Alla Sorellanza non c’è un sacerdote fisso. La chiesetta di San Miniato, infatti, negli anni è stata affibbiata dal Vescovo a diverse parrocchie, e quindi a diversi parroci, i quali in questo modo non si sono mai potuti veramente affezionare ad essa. Di conseguenza, capita spessissimo che suor Angelica, il sabato se non la domenica mattina, debba sfoderare le sue infinite conoscenze per racimolare un prete. Poi, magari, se ne presentano ben tre per il pranzo. Se potesse, ovviamente, suor Angelica celebrerebbe lei stessa la messa, e certo una parte di lei segretamente lo desidera. Ma in questo caso la tradizione previene la sua tentazione di onnipotenza.
In tutta questa situazione piuttosto disagiata, c’è però un lato positivo, quantomeno divertente: con così tanti sacerdoti diversi, vi sono tantissimi aneddoti da raccontare sulle loro performances dall’altare.
Una volta, ad esempio, un prete che evidentemente stava pensando ad altro, nel momento della Consacrazione declamò che il Cristo, «dopo aver mangiato con loro, prese il calice, lo spezzò…» (consapevolezza nei suoi occhi, momento di panico assoluto, lampadina che si accende) «…ne prese un altro, e disse: prendete e bevetene tutti». Una soluzione magistrale. Spettacolare sto Gesù che prima spezza i calici tipo Hulk e poi se ne fa passare degli altri di scorta arrivati da chissà dove!
Un’altra volta invece fu chiamato a celebrare un sacerdote che viveva isolato sui monti, in una piccola chiesetta ancora più piccola di San Miniato, e che aveva un’indole misticheggiante assolutamente fuori luogo tra le mura rustiche della Sorellanza.

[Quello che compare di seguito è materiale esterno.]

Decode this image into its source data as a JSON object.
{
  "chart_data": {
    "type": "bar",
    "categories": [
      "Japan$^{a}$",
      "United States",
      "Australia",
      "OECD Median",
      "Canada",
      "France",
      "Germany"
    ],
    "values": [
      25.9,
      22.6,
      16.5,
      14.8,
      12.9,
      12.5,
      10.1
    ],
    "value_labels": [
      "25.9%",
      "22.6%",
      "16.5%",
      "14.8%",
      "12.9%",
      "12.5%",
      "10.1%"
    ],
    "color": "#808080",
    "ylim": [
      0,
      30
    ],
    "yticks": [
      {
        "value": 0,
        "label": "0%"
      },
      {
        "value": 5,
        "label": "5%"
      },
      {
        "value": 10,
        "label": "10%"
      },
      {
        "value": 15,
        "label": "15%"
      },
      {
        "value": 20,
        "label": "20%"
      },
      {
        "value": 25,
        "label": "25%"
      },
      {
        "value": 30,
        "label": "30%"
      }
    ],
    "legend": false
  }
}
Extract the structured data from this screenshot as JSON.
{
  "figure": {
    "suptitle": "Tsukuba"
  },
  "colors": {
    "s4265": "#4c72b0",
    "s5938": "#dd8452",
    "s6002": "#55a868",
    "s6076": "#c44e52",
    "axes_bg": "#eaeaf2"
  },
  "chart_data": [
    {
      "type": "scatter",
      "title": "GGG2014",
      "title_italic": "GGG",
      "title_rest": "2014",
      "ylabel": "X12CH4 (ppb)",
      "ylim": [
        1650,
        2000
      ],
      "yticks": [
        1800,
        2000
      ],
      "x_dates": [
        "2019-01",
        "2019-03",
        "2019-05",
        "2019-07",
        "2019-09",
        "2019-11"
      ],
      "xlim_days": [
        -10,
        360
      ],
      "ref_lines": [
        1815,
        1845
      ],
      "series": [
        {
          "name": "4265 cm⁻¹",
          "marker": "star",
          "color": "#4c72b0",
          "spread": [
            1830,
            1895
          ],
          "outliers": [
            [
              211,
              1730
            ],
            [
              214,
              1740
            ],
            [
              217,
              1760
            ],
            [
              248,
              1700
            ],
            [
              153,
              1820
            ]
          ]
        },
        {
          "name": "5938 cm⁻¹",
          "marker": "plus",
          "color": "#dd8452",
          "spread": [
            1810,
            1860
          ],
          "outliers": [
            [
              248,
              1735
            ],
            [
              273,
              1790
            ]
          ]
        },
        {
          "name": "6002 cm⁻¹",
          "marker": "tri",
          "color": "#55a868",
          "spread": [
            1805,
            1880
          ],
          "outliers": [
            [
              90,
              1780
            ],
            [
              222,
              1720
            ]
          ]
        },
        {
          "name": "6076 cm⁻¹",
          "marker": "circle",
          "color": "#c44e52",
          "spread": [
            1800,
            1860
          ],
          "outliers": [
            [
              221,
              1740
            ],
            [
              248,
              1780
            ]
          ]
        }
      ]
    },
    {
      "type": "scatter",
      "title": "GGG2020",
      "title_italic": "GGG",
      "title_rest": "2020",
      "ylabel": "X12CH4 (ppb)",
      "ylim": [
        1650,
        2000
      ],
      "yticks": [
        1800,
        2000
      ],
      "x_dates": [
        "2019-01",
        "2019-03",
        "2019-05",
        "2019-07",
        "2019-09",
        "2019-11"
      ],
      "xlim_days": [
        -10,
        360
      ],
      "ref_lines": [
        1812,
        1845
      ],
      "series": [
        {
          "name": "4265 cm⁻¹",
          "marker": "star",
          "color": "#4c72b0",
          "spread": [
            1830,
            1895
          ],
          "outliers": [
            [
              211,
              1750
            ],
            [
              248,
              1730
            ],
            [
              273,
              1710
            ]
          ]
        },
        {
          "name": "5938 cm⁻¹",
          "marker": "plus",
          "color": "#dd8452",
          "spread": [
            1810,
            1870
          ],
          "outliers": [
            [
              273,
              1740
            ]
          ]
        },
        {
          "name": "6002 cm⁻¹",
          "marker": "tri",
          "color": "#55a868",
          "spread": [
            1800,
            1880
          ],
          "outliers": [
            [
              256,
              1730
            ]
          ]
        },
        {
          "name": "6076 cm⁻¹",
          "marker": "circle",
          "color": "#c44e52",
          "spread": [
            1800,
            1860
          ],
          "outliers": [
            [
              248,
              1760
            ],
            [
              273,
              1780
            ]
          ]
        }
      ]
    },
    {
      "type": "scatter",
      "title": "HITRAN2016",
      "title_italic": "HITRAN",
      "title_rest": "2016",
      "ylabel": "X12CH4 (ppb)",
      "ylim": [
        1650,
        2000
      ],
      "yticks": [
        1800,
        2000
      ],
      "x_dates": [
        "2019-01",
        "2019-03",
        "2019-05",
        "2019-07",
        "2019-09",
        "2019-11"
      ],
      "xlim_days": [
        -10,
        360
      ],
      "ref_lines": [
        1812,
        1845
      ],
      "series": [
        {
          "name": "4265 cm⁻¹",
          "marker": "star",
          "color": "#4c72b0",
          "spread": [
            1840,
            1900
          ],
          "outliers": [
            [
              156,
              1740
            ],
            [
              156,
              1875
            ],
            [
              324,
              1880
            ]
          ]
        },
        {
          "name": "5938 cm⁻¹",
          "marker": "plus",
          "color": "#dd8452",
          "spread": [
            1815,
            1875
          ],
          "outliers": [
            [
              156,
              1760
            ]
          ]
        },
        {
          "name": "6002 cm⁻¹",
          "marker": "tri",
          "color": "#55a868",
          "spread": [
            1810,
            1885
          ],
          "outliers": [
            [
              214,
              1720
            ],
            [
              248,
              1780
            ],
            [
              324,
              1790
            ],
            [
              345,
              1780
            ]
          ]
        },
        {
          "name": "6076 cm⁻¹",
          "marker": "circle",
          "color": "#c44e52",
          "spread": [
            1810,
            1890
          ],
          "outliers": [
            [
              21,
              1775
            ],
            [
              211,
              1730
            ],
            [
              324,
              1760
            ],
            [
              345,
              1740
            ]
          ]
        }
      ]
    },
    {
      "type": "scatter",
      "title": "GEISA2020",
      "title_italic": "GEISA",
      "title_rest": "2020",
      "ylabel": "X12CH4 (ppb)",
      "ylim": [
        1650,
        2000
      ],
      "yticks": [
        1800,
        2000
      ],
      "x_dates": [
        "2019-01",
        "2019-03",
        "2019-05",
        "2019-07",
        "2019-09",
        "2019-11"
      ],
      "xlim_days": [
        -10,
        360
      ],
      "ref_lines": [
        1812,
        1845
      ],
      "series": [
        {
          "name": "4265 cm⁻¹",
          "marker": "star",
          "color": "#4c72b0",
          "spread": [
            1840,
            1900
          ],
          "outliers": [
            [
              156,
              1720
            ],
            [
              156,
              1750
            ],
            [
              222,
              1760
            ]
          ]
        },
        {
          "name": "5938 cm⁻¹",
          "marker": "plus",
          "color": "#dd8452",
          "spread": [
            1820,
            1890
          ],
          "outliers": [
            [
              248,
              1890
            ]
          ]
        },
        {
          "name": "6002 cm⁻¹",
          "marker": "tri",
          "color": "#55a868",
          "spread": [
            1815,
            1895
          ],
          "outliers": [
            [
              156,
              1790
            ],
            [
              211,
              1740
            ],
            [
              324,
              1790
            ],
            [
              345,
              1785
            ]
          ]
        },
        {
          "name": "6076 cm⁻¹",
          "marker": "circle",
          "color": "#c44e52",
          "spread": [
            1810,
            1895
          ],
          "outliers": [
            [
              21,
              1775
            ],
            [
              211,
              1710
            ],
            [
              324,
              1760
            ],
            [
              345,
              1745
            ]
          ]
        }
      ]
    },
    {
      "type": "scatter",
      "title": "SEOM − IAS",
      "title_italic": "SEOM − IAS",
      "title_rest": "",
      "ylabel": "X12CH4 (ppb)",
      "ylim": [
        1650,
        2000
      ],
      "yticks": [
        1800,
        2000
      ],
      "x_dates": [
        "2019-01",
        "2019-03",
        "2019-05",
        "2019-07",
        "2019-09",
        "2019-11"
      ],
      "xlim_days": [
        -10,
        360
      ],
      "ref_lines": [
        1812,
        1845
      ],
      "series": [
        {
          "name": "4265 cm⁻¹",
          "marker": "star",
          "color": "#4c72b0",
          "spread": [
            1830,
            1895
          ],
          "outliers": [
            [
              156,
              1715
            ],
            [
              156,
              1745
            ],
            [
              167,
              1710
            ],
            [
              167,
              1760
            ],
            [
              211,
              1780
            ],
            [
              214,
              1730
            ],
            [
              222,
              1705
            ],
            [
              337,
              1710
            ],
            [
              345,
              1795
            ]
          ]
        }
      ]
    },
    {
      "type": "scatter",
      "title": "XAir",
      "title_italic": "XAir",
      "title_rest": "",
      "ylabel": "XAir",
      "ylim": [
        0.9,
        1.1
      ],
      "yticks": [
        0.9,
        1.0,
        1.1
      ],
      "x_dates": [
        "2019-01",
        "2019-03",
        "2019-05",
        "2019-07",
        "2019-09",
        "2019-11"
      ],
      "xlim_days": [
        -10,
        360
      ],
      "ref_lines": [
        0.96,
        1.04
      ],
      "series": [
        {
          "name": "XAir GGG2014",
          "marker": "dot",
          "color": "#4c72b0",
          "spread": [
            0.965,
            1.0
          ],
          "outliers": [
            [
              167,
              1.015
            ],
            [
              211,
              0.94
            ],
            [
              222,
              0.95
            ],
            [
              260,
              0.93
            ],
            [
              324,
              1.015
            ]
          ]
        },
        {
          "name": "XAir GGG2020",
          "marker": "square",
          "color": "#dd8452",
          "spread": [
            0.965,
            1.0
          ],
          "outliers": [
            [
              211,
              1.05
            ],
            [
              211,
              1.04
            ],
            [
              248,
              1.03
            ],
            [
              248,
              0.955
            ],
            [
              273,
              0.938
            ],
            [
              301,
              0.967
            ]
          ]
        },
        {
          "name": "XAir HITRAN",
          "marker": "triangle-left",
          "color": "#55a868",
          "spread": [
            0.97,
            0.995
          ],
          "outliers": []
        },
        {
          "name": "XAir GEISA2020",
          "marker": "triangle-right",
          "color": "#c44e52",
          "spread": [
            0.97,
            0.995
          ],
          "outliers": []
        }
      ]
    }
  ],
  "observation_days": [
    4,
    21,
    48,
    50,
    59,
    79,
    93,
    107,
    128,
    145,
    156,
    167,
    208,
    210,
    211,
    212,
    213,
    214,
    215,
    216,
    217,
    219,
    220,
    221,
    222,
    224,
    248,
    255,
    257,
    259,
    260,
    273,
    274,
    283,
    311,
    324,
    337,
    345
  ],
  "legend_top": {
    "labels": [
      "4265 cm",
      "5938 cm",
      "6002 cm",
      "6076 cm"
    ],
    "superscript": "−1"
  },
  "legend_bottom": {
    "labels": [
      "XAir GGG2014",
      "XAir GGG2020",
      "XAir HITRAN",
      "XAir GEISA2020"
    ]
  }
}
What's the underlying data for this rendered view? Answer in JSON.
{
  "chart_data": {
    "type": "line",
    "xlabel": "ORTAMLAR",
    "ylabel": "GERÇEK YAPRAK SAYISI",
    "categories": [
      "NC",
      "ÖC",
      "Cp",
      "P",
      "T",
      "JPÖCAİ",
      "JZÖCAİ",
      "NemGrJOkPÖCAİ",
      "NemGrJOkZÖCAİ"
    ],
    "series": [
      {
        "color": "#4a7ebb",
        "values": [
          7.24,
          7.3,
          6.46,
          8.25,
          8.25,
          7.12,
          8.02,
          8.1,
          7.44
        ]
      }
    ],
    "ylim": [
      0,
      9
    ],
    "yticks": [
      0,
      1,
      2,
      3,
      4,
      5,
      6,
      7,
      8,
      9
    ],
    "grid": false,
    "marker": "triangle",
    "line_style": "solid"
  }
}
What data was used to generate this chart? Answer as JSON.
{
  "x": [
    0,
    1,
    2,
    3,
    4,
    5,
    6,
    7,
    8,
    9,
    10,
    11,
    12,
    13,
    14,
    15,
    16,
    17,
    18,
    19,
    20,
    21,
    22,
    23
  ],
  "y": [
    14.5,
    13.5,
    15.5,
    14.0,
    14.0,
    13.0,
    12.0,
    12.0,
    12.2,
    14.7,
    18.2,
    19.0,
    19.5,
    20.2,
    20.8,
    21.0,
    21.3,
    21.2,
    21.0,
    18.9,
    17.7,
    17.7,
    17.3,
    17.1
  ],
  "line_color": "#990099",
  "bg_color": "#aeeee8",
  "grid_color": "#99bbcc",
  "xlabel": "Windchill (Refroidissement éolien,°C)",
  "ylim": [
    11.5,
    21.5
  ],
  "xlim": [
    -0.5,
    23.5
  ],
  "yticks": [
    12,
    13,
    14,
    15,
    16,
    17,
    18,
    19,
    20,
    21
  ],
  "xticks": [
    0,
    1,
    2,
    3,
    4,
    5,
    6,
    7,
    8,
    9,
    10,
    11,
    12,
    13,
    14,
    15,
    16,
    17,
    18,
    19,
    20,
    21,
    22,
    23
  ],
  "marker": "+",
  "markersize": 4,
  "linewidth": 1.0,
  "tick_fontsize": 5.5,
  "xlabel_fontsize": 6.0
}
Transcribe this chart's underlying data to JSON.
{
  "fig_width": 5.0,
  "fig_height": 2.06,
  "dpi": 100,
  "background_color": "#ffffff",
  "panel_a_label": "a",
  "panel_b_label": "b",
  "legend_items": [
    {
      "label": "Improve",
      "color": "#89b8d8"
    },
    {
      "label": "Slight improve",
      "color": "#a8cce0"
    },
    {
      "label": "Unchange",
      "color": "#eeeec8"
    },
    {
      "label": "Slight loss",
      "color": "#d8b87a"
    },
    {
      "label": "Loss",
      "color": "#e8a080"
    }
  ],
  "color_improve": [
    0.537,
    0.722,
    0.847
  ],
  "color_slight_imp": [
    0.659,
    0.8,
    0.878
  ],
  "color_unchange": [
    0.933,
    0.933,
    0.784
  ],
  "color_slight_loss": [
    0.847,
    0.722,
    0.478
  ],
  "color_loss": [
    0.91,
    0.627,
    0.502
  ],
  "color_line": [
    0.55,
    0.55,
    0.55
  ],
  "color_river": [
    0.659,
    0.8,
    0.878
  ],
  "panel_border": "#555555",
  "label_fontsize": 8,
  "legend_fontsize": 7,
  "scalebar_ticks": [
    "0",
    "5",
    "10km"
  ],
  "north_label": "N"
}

Suor Agnese represse le risa per tutta la messa – per lo più cantata, tra candele accese ovunque e formule spiritualiste riguardanti il «Dio onnicomprensivo e toti-inglobante» –, ma quando, a celebrazione ormai conclusa, il celebrante si affacciò sul sagrato ed attaccò una ulteriore benedizione invocando addirittura l’Angelo della Terra, suor Agnese proruppe in una risata così fragorosa che davvero la Terra sembrò tremare. Inutile dire che l’atmosfera, a quel punto, ne risultò compromessa per sempre. Il prete rientrò in chiesa, si cambiò d’abito, e fu visto sparire nella sua automobile, in incognito. Mai più è tornato da questi materialisti della Sorellanza.
Ma a riprova di quanto il feeling sororale sia importante, racconteremo quest’ultimo episodio.
L’incaricata alla preparazione dell’occorrente per la messa è suor Agnese: sistema l’altare con candele e fiori, prepara patella, calice, ampolle e via dicendo. E così fece quel giorno. Se non che un demonietto, un bimbo o un caso fortuito determinarono la presenza, nell’armadio della sagrestia, di una bottiglia di un liquido dello stesso identico colore del vin santo, che fu quindi prontamente versato nell’apposita ampolla, la quale per lo stesso volere satanico, puerile o fatale, si trovava quel dì ad essere vuota.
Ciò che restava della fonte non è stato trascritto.